Bottom Line: We used a novel margin-based score to extract significant condition-specific regulators and assemble a global map of the oxygen sensing and regulatory network.In each case, deletion of the candidate regulator resulted in the predicted effect on promoter activity, confirming that several novel regulators identified by MEDUSA are indeed involved in oxygen regulation.Supplemental data are included.
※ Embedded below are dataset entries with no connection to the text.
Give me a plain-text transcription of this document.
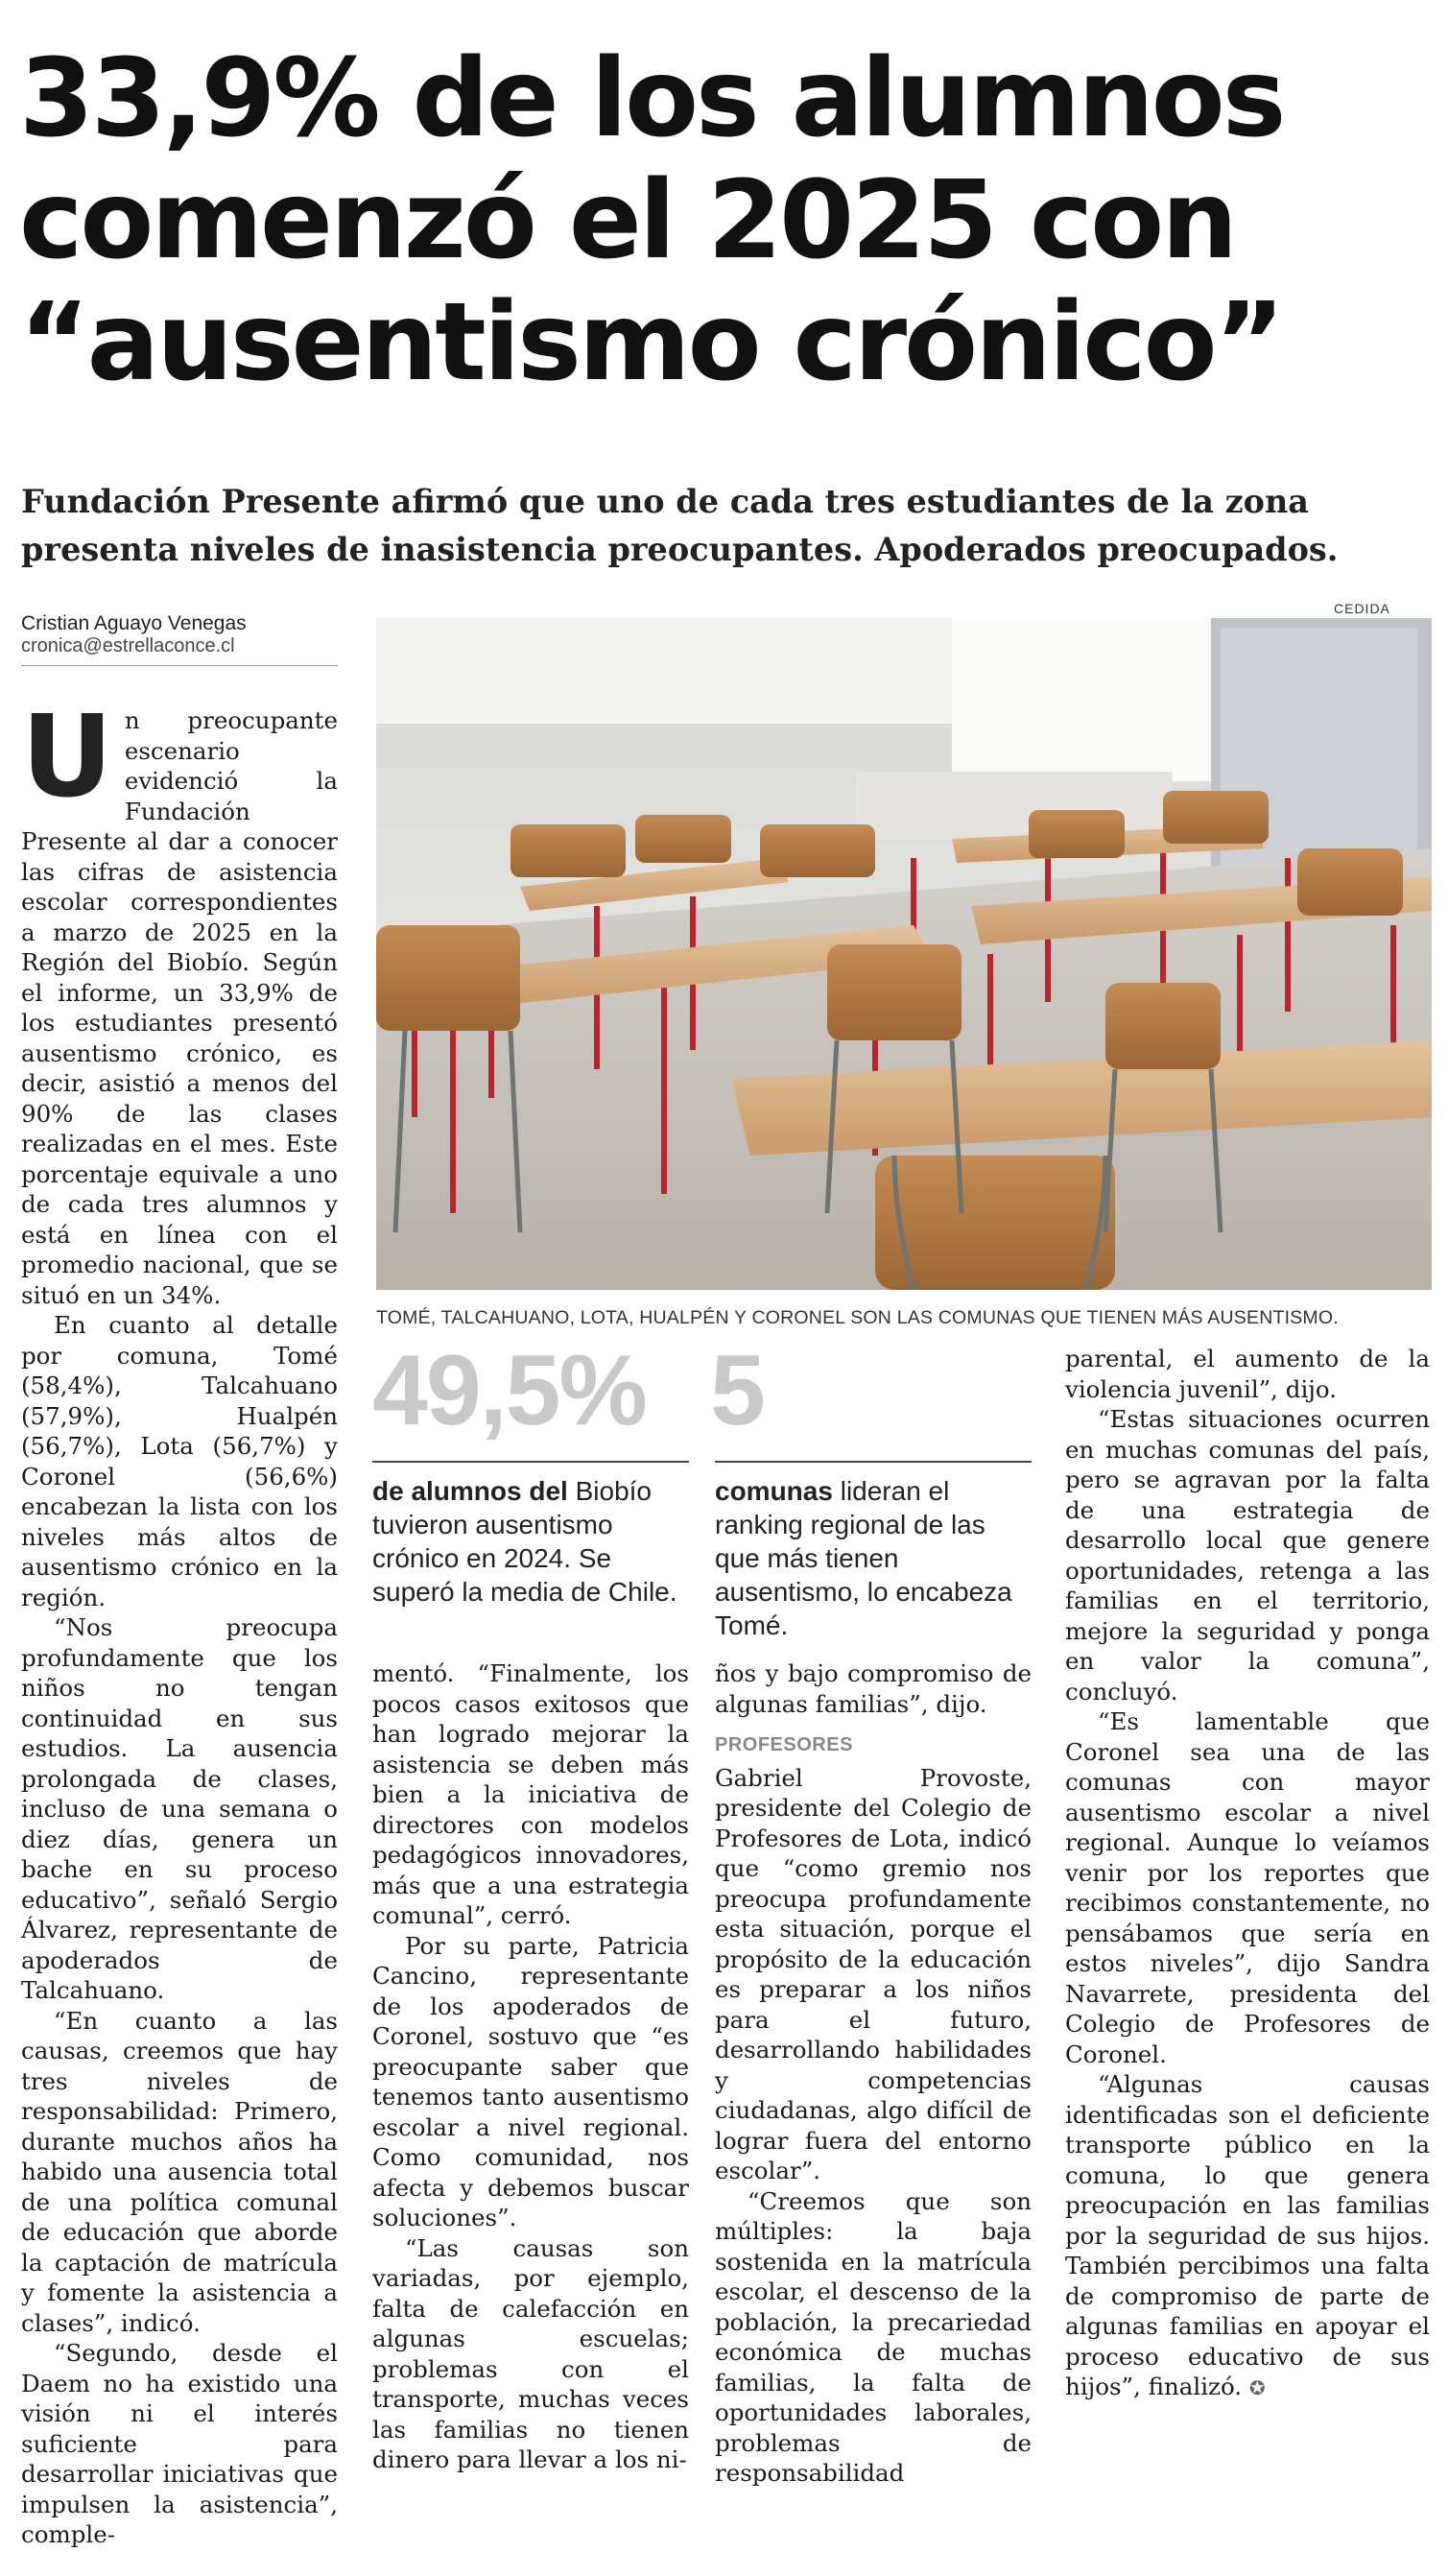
33,9% de los alumnos
comenzó el 2025 con
“ausentismo crónico”
Fundación Presente afirmó que uno de cada tres estudiantes de la zona
presenta niveles de inasistencia preocupantes. Apoderados preocupados.
Cristian Aguayo Venegas
cronica@estrellaconce.cl
CEDIDA
TOMÉ, TALCAHUANO, LOTA, HUALPÉN Y CORONEL SON LAS COMUNAS QUE TIENEN MÁS AUSENTISMO.

Un preocupante escenario evidenció la Fundación Presente al dar a conocer las cifras de asistencia escolar correspondientes a marzo de 2025 en la Región del Biobío. Según el informe, un 33,9% de los estudiantes presentó ausentismo crónico, es decir, asistió a menos del 90% de las clases realizadas en el mes. Este porcentaje equivale a uno de cada tres alumnos y está en línea con el promedio nacional, que se situó en un 34%.

En cuanto al detalle por comuna, Tomé (58,4%), Talcahuano (57,9%), Hualpén (56,7%), Lota (56,7%) y Coronel (56,6%) encabezan la lista con los niveles más altos de ausentismo crónico en la región.

“Nos preocupa profundamente que los niños no tengan continuidad en sus estudios. La ausencia prolongada de clases, incluso de una semana o diez días, genera un bache en su proceso educativo”, señaló Sergio Álvarez, representante de apoderados de Talcahuano.

“En cuanto a las causas, creemos que hay tres niveles de responsabilidad: Primero, durante muchos años ha habido una ausencia total de una política comunal de educación que aborde la captación de matrícula y fomente la asistencia a clases”, indicó.

“Segundo, desde el Daem no ha existido una visión ni el interés suficiente para desarrollar iniciativas que impulsen la asistencia”, comple-

49,5%
de alumnos del Biobío tuvieron ausentismo crónico en 2024. Se superó la media de Chile.
5
comunas lideran el ranking regional de las que más tienen ausentismo, lo encabeza Tomé.

mentó. “Finalmente, los pocos casos exitosos que han logrado mejorar la asistencia se deben más bien a la iniciativa de directores con modelos pedagógicos innovadores, más que a una estrategia comunal”, cerró.

Por su parte, Patricia Cancino, representante de los apoderados de Coronel, sostuvo que “es preocupante saber que tenemos tanto ausentismo escolar a nivel regional. Como comunidad, nos afecta y debemos buscar soluciones”.

“Las causas son variadas, por ejemplo, falta de calefacción en algunas escuelas; problemas con el transporte, muchas veces las familias no tienen dinero para llevar a los ni-

ños y bajo compromiso de algunas familias”, dijo.

PROFESORES

Gabriel Provoste, presidente del Colegio de Profesores de Lota, indicó que “como gremio nos preocupa profundamente esta situación, porque el propósito de la educación es preparar a los niños para el futuro, desarrollando habilidades y competencias ciudadanas, algo difícil de lograr fuera del entorno escolar”.

“Creemos que son múltiples: la baja sostenida en la matrícula escolar, el descenso de la población, la precariedad económica de muchas familias, la falta de oportunidades laborales, problemas de responsabilidad

parental, el aumento de la violencia juvenil”, dijo.

“Estas situaciones ocurren en muchas comunas del país, pero se agravan por la falta de una estrategia de desarrollo local que genere oportunidades, retenga a las familias en el territorio, mejore la seguridad y ponga en valor la comuna”, concluyó.

“Es lamentable que Coronel sea una de las comunas con mayor ausentismo escolar a nivel regional. Aunque lo veíamos venir por los reportes que recibimos constantemente, no pensábamos que sería en estos niveles”, dijo Sandra Navarrete, presidenta del Colegio de Profesores de Coronel.

“Algunas causas identificadas son el deficiente transporte público en la comuna, lo que genera preocupación en las familias por la seguridad de sus hijos. También percibimos una falta de compromiso de parte de algunas familias en apoyar el proceso educativo de sus hijos”, finalizó. ✪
View Article: PubMed Central - PubMed

Affiliation: Department of Computer Science, Columbia University, New York, New York, United States of America.

ABSTRACT
Deciphering gene regulatory mechanisms through the analysis of high-throughput expression data is a challenging computational problem. Previous computational studies have used large expression datasets in order to resolve fine patterns of coexpression, producing clusters or modules of potentially coregulated genes. These methods typically examine promoter sequence information, such as DNA motifs or transcription factor occupancy data, in a separate step after clustering. We needed an alternative and more integrative approach to study the oxygen regulatory network in Saccharomyces cerevisiae using a small dataset of perturbation experiments. Mechanisms of oxygen sensing and regulation underlie many physiological and pathological processes, and only a handful of oxygen regulators have been identified in previous studies. We used a new machine learning algorithm called MEDUSA to uncover detailed information about the oxygen regulatory network using genome-wide expression changes in response to perturbations in the levels of oxygen, heme, Hap1, and Co2+. MEDUSA integrates mRNA expression, promoter sequence, and ChIP-chip occupancy data to learn a model that accurately predicts the differential expression of target genes in held-out data. We used a novel margin-based score to extract significant condition-specific regulators and assemble a global map of the oxygen sensing and regulatory network. This network includes both known oxygen and heme regulators, such as Hap1, Mga2, Hap4, and Upc2, as well as many new candidate regulators. MEDUSA also identified many DNA motifs that are consistent with previous experimentally identified transcription factor binding sites. Because MEDUSA's regulatory program associates regulators to target genes through their promoter sequences, we directly tested the predicted regulators for OLE1, a gene specifically induced under hypoxia, by experimental analysis of the activity of its promoter. In each case, deletion of the candidate regulator resulted in the predicted effect on promoter activity, confirming that several novel regulators identified by MEDUSA are indeed involved in oxygen regulation. MEDUSA can reveal important information from a small dataset and generate testable hypotheses for further experimental analysis. Supplemental data are included.